Vietnam had not planned to open for tourism until this summer. However the Vietnamese tourism ministry is now hopeful the country will be able to fully reopen its borders to foreign visitors as of March 15.
All visitors will need to be vaccinated against COVID within the previous six months and at least 14 days ahead of travel to Vietnam. The tourism ministry’s reopening plan will require international travelers to test negative for COVID before departure to Vietnam and again upon arrival in the country.
Visitors also would be required to quarantine for the first day of their trip and carry travel medical coverage for up to $10,000.
…incoming tourists may only be required to have proof of vaccination or recovery from COVID-19 and a negative test result certificate issued within 24 hours (rapid test) or 72 hours (RT-PCR) of departure. Most travelers will only be required to take COVID-19 test prior to boarding and pay an insurance fee of approximately 30 USD.
As of March 1, business travelers and foreign students will be allowed to enter Japan, if they have a sponsor (Universities can serve as sponsors for students and researchers. Companies can do the same for business people).
Those who plan to go to Japan need to prepare the following documents before departure:
- A Covid-19 test certificate acquired within 72 hours of departure
- A signed copy of the Written Pledge (available in English and Japanese)
- A completed questionnaire administered digitally by the Ministry of Health, Labour and Welfare (available in multiple languages)
Once you’re in Japan, before leaving the airport, you must:
- Submit the above documents
- Take a PCR test
- Download the required health monitoring app
U.S. citizens will not need to quarantine if they are fully vaccinated and boostered.
Taiwan was one of the few places that were still pursuing a zero-Covid strategy but has announced they will now start to open up again to foreign travelers.

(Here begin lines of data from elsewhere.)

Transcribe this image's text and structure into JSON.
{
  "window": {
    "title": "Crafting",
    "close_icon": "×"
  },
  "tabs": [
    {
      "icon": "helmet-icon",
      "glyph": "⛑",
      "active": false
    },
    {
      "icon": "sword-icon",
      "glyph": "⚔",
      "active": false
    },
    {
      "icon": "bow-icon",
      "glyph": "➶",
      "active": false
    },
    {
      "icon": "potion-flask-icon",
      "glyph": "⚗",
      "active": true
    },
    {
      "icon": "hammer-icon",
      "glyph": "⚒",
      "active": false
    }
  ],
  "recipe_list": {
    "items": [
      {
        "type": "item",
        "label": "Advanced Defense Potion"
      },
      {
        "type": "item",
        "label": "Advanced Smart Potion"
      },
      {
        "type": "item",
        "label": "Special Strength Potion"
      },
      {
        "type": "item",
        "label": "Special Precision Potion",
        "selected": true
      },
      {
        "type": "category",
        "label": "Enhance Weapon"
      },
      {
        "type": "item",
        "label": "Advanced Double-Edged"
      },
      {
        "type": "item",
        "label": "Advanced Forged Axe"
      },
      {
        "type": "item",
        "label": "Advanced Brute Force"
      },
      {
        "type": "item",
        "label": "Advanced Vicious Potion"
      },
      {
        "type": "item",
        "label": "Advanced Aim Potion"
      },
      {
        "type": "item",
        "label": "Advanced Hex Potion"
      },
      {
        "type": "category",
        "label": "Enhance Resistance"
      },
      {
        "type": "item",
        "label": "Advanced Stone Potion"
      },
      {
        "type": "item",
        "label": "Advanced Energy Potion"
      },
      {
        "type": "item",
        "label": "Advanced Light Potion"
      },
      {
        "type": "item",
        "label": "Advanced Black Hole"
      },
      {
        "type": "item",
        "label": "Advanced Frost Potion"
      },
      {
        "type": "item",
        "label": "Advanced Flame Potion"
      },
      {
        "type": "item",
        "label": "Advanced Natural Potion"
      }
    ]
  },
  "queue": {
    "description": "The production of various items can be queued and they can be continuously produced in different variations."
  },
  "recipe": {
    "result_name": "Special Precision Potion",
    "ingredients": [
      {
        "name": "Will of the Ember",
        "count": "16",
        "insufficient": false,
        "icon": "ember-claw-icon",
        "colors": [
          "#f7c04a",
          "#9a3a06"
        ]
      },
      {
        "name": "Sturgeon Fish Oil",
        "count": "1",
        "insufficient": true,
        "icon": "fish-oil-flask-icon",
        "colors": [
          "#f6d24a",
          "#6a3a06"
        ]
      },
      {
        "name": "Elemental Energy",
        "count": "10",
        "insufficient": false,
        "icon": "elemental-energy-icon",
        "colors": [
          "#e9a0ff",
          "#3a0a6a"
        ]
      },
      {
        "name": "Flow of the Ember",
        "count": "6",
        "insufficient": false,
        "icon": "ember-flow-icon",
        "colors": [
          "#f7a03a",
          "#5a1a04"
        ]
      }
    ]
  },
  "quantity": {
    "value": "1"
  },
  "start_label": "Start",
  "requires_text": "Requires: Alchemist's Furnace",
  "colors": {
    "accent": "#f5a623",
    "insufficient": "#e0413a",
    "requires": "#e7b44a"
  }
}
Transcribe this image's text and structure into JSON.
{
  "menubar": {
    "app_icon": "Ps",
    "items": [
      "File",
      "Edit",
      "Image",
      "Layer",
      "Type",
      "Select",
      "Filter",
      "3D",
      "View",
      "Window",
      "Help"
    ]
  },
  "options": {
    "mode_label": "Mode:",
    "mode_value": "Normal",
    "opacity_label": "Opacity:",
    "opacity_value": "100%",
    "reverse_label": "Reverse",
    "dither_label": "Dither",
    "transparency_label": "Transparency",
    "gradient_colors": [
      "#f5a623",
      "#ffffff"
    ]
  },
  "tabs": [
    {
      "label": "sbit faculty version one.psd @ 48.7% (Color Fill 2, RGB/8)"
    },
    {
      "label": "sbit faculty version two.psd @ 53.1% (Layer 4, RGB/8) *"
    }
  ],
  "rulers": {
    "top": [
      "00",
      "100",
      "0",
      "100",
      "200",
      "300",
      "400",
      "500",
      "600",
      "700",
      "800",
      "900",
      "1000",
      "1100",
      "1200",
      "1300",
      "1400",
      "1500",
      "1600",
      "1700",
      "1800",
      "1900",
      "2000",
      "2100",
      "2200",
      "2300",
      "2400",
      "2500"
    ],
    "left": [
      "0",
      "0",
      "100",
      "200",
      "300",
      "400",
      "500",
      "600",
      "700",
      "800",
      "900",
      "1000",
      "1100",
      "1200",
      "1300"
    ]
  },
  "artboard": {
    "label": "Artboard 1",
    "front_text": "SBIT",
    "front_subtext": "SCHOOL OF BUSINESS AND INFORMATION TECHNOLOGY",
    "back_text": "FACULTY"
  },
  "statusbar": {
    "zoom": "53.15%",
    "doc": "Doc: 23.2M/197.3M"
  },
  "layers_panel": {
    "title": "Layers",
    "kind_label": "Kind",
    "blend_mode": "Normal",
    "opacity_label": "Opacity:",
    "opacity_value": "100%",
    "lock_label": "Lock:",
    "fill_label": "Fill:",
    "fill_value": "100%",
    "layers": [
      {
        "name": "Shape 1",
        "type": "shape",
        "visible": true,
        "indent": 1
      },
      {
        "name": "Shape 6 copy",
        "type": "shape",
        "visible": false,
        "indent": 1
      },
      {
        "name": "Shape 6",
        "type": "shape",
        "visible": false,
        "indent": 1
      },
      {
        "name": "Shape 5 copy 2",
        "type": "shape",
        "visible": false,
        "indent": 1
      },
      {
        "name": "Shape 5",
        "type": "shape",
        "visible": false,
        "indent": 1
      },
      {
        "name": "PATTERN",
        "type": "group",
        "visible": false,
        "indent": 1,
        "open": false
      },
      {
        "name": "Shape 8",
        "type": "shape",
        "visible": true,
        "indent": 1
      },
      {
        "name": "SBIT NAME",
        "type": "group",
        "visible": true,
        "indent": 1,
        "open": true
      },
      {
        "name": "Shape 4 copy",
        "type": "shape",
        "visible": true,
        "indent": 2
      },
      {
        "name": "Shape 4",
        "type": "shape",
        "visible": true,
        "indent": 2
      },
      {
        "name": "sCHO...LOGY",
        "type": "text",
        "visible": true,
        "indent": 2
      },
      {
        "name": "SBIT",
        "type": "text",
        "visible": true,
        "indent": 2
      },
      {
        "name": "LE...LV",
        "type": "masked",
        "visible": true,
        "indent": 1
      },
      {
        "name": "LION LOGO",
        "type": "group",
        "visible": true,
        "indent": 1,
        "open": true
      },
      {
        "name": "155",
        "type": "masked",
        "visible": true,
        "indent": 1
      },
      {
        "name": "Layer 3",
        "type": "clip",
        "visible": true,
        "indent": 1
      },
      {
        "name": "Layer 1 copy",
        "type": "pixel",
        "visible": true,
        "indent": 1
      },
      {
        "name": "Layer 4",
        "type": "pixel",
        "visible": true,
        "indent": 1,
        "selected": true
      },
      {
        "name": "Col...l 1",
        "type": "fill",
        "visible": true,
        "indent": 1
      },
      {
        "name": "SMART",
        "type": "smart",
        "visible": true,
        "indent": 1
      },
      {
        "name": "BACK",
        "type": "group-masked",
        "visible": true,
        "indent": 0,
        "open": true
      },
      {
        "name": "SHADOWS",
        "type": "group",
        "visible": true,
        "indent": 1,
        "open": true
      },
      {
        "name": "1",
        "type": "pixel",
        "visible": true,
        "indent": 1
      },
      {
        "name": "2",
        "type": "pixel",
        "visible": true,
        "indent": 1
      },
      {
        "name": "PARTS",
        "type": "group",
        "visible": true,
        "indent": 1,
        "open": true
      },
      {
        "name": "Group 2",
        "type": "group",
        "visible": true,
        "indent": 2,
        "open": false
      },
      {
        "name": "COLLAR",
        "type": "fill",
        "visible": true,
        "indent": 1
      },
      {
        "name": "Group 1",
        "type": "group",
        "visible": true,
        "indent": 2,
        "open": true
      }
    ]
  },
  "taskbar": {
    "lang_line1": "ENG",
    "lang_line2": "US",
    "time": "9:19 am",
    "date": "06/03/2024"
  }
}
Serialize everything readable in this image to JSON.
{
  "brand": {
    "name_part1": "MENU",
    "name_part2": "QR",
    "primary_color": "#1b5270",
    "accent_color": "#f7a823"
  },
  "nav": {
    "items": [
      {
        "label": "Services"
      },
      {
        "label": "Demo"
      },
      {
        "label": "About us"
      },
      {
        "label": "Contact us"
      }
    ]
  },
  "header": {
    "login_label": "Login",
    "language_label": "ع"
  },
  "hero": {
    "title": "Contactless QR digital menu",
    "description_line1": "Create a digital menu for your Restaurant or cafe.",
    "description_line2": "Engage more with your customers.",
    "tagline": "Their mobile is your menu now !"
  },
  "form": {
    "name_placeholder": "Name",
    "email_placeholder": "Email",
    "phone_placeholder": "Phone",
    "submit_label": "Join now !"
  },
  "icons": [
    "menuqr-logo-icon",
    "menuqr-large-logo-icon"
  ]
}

Taiwan’s Central Epidemic Command Centre (CECC) said late last week that restrictions would start to be eased for foreigners coming in for business purposes, including inspection, investment, employment or fulfilling contractual obligations.
“We will open to foreign businesspeople starting March 7 in line with some relaxations in the overall pandemic prevention measures,” said Chen Tsung-yen, deputy head of the CECC.
As per the Taiwan Centers for Disease Control, applicants wishing to travel to Taiwan should apply for a special entry permit at a R.O.C. overseas representative office.
Also effective March 7, the 14-day mandatory quarantine for all arrivals will be cut to 10 days, in addition to a week of monitoring in place.
The country has no date of when it will reopen for tourism.
In early February, Reuters reported that Malaysia’s coronavirus recovery council recommended a full reopening of borders, without mandatory quarantine, as early as March 1. However since then, there’s been pushback from some politicians and public health experts. Their concern is, not surprisingly, the country’s surging Omicron wave and the health and safety of its citizens.
According to Al Jazeera, Health Minister Khairy Jamaluddin told reporters in mid-February that, “…borders were realistically only likely to reopen in the second quarter of the year, with the ministry preparing standard operating procedures (SOP) for lifting restrictions in the coming weeks.”
So at this point, Malaysia reopening any time in March has become something of a “maybe yes, maybe no” situation. But until they say it is or isn’t happening…? Anyway, for right now, they’re a “maybe.”